Atıl Kutoğlu’nun koleksiyonunda desenler, tulumlar ve deriler arasında en çok Ahu Yağtu’nun giydiği pembe-turuncu elbiseyi beğendim. Swarovski taşlı elbiseler de şıkır şıkırdı.
Alek Wek ve Demet Kutluay hariç mankenler dökülüyordu. Birinin göbeği, öbürünün sallanan bacakları derken kıyafetlere konsantre olmamızı zorlaştırdılar.
Yerebatan Sarnıcı elbiselerle İstanbul Modern’e kondu
İstanbul Modern’deki Dice Kayek ‘İstanbul Contrast’ sergisinin açılışına katıldım. Arik Levy’nin Yerebatan Sarnıcı enstalasyonuyla sergi gerçekten çok daha etkileyici. Elbiseler çok güzel, yanlarındaki metinleri de Elif Şafak yazmış. Kendisi de oradaydı.
‘F..k fashion’ = Kelepçe
İstanbul Modern’de sigara içenlerin durduğu yerde duvarda ‘F..k fashion’ yazıyordu. Bu, İstanbul Modern’de iki tane büyük moda sergisi olduğu dönemde hiç yadırganacak bir şey değildi. İşin bir parçası bile zannedilebilirdi. Ama kapıda bunu duvara yazan turisti apar topar tutukladılar. Halbuki böyle bir etkinlikte daha açık fikirli olunması gerekmez mi? Bir de gece müzeden çıkarken gördük ki, hemen yazının üzerini boyamışlar.
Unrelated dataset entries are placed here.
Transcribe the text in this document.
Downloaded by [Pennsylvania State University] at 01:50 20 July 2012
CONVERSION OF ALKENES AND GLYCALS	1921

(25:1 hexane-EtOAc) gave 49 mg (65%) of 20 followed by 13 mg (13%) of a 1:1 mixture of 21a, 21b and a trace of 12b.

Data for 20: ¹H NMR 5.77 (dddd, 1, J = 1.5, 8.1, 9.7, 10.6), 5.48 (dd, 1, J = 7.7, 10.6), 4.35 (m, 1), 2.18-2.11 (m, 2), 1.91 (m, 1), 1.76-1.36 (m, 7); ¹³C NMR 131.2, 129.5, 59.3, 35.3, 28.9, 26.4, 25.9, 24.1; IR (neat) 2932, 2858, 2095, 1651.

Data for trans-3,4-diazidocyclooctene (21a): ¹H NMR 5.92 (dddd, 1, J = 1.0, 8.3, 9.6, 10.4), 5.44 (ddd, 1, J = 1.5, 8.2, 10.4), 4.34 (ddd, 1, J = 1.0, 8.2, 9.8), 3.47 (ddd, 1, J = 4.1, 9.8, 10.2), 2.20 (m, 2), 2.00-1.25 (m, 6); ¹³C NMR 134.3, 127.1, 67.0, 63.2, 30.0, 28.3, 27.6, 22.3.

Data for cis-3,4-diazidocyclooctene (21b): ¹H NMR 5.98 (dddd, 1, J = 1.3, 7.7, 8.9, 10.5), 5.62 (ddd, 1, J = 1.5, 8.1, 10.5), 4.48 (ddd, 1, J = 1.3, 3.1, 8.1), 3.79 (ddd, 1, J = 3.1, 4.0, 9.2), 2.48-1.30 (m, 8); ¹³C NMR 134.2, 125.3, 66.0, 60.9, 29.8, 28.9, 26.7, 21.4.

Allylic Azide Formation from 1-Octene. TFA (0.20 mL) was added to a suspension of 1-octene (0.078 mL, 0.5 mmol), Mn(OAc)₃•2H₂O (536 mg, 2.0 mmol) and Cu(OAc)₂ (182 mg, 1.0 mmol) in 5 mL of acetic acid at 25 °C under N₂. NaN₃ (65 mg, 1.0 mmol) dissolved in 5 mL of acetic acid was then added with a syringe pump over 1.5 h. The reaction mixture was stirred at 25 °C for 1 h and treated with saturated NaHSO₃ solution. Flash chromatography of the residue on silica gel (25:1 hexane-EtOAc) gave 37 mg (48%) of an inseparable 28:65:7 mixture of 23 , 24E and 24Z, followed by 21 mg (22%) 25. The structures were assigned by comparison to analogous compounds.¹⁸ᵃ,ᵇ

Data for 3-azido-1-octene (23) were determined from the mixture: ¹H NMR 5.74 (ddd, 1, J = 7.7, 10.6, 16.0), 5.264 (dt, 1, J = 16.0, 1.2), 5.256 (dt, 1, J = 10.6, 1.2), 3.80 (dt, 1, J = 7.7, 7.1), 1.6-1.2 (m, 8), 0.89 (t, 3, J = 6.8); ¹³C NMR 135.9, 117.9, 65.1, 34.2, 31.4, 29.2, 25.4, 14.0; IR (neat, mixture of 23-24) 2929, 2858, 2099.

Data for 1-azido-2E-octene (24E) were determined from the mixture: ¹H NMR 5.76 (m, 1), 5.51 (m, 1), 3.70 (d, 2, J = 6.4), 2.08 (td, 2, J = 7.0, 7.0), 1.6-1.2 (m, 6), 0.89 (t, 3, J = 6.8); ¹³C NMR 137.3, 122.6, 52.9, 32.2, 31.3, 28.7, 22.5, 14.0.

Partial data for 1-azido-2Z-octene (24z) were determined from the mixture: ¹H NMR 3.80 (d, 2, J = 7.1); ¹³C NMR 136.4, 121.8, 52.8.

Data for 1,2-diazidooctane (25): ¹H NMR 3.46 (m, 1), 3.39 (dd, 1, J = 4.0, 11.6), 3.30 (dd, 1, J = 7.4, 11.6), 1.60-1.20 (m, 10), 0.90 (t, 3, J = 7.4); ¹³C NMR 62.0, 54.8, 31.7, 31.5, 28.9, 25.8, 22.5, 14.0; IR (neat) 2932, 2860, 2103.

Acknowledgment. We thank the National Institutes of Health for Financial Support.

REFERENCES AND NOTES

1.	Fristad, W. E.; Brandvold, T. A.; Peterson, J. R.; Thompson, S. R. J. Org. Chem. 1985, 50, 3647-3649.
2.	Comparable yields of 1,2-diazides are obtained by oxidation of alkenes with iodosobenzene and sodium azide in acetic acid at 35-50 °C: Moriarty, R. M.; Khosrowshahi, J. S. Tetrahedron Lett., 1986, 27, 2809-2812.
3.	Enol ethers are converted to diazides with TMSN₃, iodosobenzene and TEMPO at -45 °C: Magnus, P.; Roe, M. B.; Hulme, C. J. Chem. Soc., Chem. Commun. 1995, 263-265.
Sergi sonrası İstanbul Modern Cafe’de Vogue partisi var. Terasta zamanın nasıl geçtiğini anlamadık. Olan Bora Aksu defilesine oldu. Çok istediğim halde gidemedim. Artık Londra Moda Haftası’nda izlemeyi umuyorum.
Zeynep Tosun kendini kanıtladı
Moda haftasının ikinci gününde karma defileyle başladım güne. Gül Ağış, Zeynep Tosun ve Zeynep Erdoğan. Gül Ağış’ın organik kıyafetleri ve Zeynep Erdoğan’ın ‘Touch me’ temalı üstünde eller olan kıyafetleri beklediğim kadar iyi değildi.
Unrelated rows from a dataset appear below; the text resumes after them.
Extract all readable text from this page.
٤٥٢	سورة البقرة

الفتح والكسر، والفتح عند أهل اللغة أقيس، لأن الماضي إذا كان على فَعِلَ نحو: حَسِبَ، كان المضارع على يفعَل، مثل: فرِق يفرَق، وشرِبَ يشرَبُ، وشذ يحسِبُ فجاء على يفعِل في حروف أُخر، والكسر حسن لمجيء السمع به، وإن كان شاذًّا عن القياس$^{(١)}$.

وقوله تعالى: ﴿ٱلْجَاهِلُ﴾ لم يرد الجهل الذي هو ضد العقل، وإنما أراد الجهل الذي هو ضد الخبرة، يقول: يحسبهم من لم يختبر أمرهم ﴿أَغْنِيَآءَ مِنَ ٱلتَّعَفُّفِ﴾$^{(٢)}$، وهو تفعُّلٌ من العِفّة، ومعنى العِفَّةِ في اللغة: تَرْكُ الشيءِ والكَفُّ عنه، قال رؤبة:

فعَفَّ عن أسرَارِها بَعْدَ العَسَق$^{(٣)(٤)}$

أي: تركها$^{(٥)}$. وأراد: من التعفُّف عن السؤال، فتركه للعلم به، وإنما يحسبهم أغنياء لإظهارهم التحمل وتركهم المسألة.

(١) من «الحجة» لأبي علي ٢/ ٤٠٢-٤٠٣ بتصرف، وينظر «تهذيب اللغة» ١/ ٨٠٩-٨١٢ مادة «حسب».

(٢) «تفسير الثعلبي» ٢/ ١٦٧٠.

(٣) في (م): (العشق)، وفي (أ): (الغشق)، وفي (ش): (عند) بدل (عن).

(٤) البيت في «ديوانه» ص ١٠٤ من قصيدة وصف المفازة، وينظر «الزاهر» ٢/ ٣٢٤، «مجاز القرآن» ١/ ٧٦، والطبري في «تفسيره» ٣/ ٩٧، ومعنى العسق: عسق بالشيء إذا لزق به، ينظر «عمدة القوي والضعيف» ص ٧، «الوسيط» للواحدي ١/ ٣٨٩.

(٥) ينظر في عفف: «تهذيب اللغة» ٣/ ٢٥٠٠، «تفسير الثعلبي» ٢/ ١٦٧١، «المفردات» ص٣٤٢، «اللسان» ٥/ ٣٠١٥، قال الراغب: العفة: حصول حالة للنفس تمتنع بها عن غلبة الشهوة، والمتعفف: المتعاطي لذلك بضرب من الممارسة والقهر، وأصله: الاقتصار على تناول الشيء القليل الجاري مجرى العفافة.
Zeynep Tosun’un koleksiyonuna bayıldım. Bence artık karma defilelerde yer almak yerine kendi defilelerini yapmalı. Daha önce “Kendisini çok tekrarladı” demiştim. Artık öyle düşünmüyorum. Renkler de, uçuşan elbiseler de, kumaş seçimi de, styling de gerçekten çok iyiydi.
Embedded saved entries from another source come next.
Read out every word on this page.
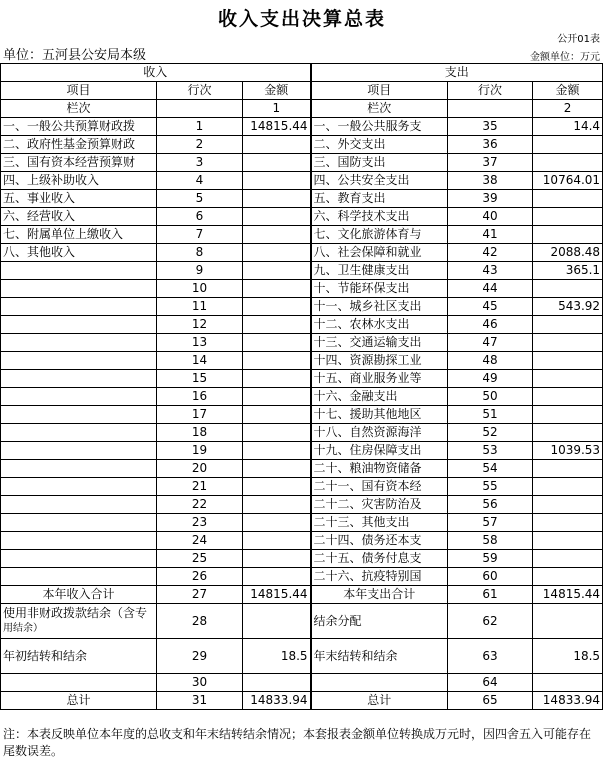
收入支出决算总表
公开01表
单位：五河县公安局本级	金额单位：万元
收入			支出		
项目	行次	金额	项目	行次	金额
栏次		1	栏次		2
一、一般公共预算财政拨	1	14815.44	一、一般公共服务支	35	14.4
二、政府性基金预算财政	2		二、外交支出	36	
三、国有资本经营预算财	3		三、国防支出	37	
四、上级补助收入	4		四、公共安全支出	38	10764.01
五、事业收入	5		五、教育支出	39	
六、经营收入	6		六、科学技术支出	40	
七、附属单位上缴收入	7		七、文化旅游体育与	41	
八、其他收入	8		八、社会保障和就业	42	2088.48
	9		九、卫生健康支出	43	365.1
	10		十、节能环保支出	44	
	11		十一、城乡社区支出	45	543.92
	12		十二、农林水支出	46	
	13		十三、交通运输支出	47	
	14		十四、资源勘探工业	48	
	15		十五、商业服务业等	49	
	16		十六、金融支出	50	
	17		十七、援助其他地区	51	
	18		十八、自然资源海洋	52	
	19		十九、住房保障支出	53	1039.53
	20		二十、粮油物资储备	54	
	21		二十一、国有资本经	55	
	22		二十二、灾害防治及	56	
	23		二十三、其他支出	57	
	24		二十四、债务还本支	58	
	25		二十五、债务付息支	59	
	26		二十六、抗疫特别国	60	
本年收入合计	27	14815.44	本年支出合计	61	14815.44
使用非财政拨款结余（含专
用结余）	28		结余分配	62	
年初结转和结余	29	18.5	年末结转和结余	63	18.5
	30			64	
总计	31	14833.94	总计	65	14833.94
注：本表反映单位本年度的总收支和年末结转结余情况；本套报表金额单位转换成万元时，因四舍五入可能存在尾数误差。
Simay Bülbül’ün hikayesi yeter!
Simay Bülbül defilesine giriyoruz. Beğenseniz de beğenmeseniz de bir tarzı var. Derilerden beklenmedik şeyler yapıyor. Koleksiyonda giyilebilir çok seçenek olmasa da kesinlikle yaratıcı. Ayrıca defile olarak çok başarılıydı. Bir hikayesi vardı. Finali çok güzeldi. Bir de Simay Bülbül’ün selam vermeye neşeli neşeli çıkması, el sallaması çok sıcak ve samimiydi.
Sonrasında Elaidi ve Arzu Kaprol defileleri vardı. Arzu Kaprol defilesinde izdiham yaşanmış, içeri giremeyenler bile olmuş.